Title: Post-selection inference for partially linear high-dimensional single-index models
Authors: Pieter Willems - KU Leuven (Belgium) [presenting]
Gerda Claeskens - KU Leuven (Belgium)
Abstract: A post-model selection estimator and method for inference are introduced for the linear part of a partially linear model $Y=X\alpha+g(Z\gamma)+\varepsilon$. Typically the linear part consists of a fixed and limited number of variables $X=(X_1,\ldots,X_r)$, while the control variables $Z=(Z_1,\ldots,Z_p)$ might consist of a large number of variables, $p$, that is allowed to grow with the sample size $n$ and potentially exceeds $n$. The function $g(\cdot)$ is not specified beforehand and is estimated via B-splines in combination with a $l_1$ regularization.

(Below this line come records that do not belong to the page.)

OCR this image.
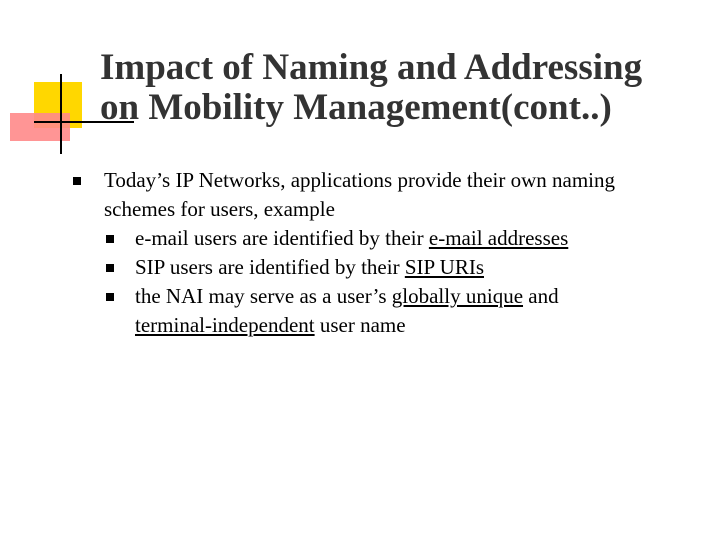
Impact of Naming and Addressing
on Mobility Management(cont..)
Today’s IP Networks, applications provide their own naming
schemes for users, example
e-mail users are identified by their e-mail addresses
SIP users are identified by their SIP URIs
the NAI may serve as a user’s globally unique and
terminal-independent user name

This research is relevant because there is clearly an interest in developing new procedures that provide inference which is valid after model selection, which here takes place via the $l_1$ regularizer. This methodology allows for imperfect variable sections and provides a confidence region that is uniformly valid under certain assumptions. Inferential properties are established for this method by proving that asymptotic multivariate normality holds for the newly introduced estimator in the context of a partially linear single-index model. Simulation studies were conducted in multiple settings and a comparison was made with the methodology introduced by other authors in order to illustrate the empirical properties of the newly introduced estimator.